HIGH-FREQUENCY TRANSFORMER NETWORK BASED ON WINDOW CROSS-ATTENTION FOR PANSHARPENING
Chengjie Ke (WuHan University); Hao Liang (WuHan University); Duidui Li (China Centre for Resources Satellite Data and Application); Xin Tian (Wuhan University)
-
SPS
IEEE Members: $11.00
Non-members: $15.00
Inspired by the powerful ability to capture long-distance dependencies in the vision transformer, we propose a novel high-frequency transformer network based on window cross-attention to fuse panchromatic (PAN) and multispectral (MS) images for a high resolution MS image. To overcome the problem brought by shallow feature extraction in the previous transformer-based fusion network, we combine high-pass filtering and deep feature extraction to explore more texture information. As a result, the obtained relationship between MS and PAN images according to feature similarity is more accurate.
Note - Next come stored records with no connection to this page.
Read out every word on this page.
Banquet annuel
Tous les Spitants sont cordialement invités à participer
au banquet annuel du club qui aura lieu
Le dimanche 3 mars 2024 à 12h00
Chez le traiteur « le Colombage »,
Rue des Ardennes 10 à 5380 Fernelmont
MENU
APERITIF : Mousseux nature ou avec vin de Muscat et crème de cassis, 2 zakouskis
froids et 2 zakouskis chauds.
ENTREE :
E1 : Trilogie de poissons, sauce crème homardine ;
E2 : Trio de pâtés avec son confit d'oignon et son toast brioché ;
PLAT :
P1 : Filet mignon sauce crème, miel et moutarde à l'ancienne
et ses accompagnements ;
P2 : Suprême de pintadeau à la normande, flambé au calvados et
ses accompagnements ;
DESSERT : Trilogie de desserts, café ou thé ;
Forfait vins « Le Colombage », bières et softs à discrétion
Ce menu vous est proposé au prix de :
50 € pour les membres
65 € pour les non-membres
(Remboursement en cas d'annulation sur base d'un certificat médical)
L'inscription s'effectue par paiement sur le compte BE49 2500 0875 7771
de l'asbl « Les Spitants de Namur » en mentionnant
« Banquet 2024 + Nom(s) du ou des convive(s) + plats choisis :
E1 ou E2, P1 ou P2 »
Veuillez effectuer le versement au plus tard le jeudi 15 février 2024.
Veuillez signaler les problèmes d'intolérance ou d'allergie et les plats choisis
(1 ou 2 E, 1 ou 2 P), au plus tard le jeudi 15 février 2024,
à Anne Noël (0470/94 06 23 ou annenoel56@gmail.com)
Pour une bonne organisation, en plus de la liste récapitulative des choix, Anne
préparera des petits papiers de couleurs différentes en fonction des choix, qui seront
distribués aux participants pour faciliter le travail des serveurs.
In particular, we build the cross-modality correlation by a window cross-attention mechanism at pixel-level between MS and PAN images’ local window. Compared with patch-level, pixel-level helps to preserve fine-grained features. Therefore, more spatial details from a PAN image are transferred to an MS image, leading to a clearer fused MS image with good preservation of spectral information. Experimental results demonstrate that the proposed method outperforms the comparison methods in terms of visual and quantitative qualities.